The Finnish Guild of Travel Journalists
Founded in 1969, the Guild is an association of about 120 writers, photographers and broadcast media journalists in Finland engaged in travel-related work. The general aim of the Guild is to maintain a network of contacts linking trade and media in Finland and to raise and maintain the quality of Finnish travel media product.
In addition to monthly meetings, Guild members also participate in regular media tours and ”FAM” trips in Finland and abroad. Recent expeditions have taken members as far afield as Nepal, Chile, Provence, Spain and Namibia, for example. Members may also apply for modest grants to assist in travel-related activities.
For more information about the Guild, contact administrative secretary Ritva Törmänen at the following email address: firstname.lastname@example.org The Guild would also welcome contacts from national or private travel organisations interested in cooperating with our members, as well as international media representatives.
Interested in becoming a member? Fill in the form at the following link and return to the secretary at the email address above: membership application either in pdf format or MS-Word format.
Trade and media directory
Since 1979, one of the main activities of the Guild has been the compilation and publication of an annually updated, comprehensive directory of Finnish travel trade and media contacts, ”Important names and addresses in tourism in Finland”. The directory also includes contact details for all of the Guild’s members.
Click here for information about how to order or place advertising in this indispensable guide to the Finnish travel industry (available only in Finnish for the time being).

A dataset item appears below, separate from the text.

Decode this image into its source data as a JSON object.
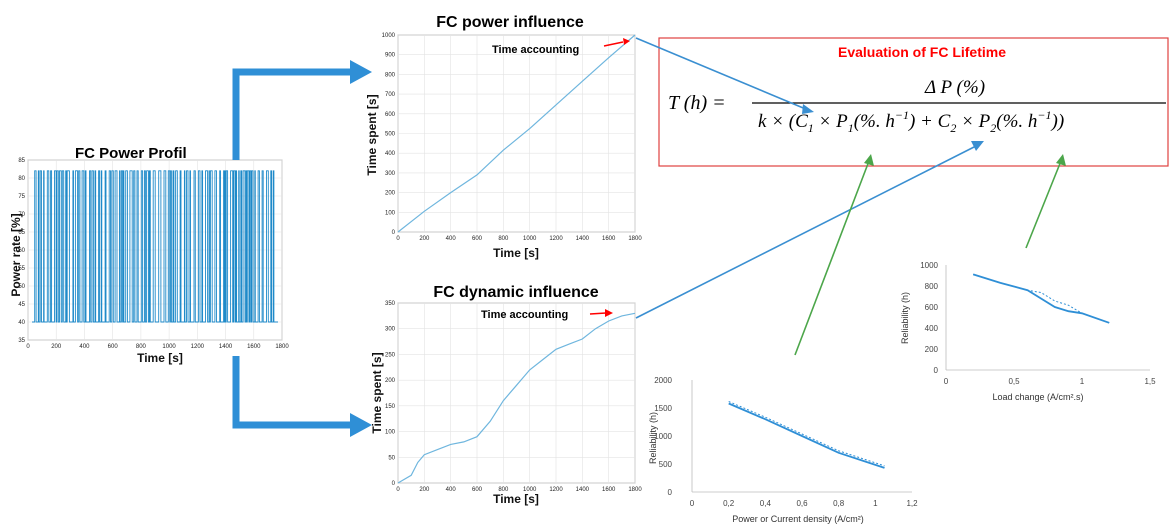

Since 1972 the Finnish Guild of Travel Journalists has presented annual awards to especially deserving personalities, enterprises or organisations in the Finnish travel industry, as well as destinations outside Finland that the Guild believes to be worthy of special support or mention. Namibia was awarded in this way in 2008, for example. The awards are presented at the Nordic Travel Fair, Matka, the biggest travel fair in the Nordic region, held in Helsinki every January.
The awards also include a ”booby prize” for organisations or enterprises that have disappointed in their respective activities.
The 2010 International Destination of the Year went to Berlin. Volcano Center in Alajärvi was awarded Finnish Travel Destination 2010. Anne-Magret Niemi from Turku Touring was awarded The Travel Personality of 2010. The Best Finnish Website of the Year was named www.luontoon.fi.Tuska heavy metal musical festival was named Happening of the Year. Booby Price 2010 for the damage that will be done to Finnish Museum operations in meeting targets went to Stefan Wallin, the Finnish Minister of Culture and Sports.
The 2009 International Travel Destination of the Year went to Poland´s Tri-City: Gdansk-Sopot-Gdynia. Helsinki`s Suomenlinna was awarded Finnish Travel Destination of 2009. Toomas Tärk, area manager for Finland of the Estonian Tourist Board, was awarded The Travel Personality of 2009. The Best Finnish Website of the Year was named www.visitaland.com. Pertti Mutka from Savonlinna was awarded Recognition of Lifetime Achievement in Travel Industry. Boopy Prize 2009 for disruption of the unique cultural landscape went to eastern Finland City of Savonlinna and City Manager, Janne Laine.
The 2008 International Travel Destination of the Year award went to Northern Ireland. Parikkala Statue Park in estern Finland was awarded Finnish Travel Destination of 2008. Riku Rantala and Tuomas Milonoff/Madventures were awarded the Travel Personalities of the Year. Madventures has been sold to the UK and US. The Best Finnish Website of the Year was named www.muinaispolut.fi, a website administered by the Finnish National Board of Antiquites. The Booby Prize of Finnish Travel was awarded to Paula Lehtomäki, the Finnish Minister of the Environment, for driving through planning permission for building applications in the nature conservation area of Pallas in Finnish Lapland.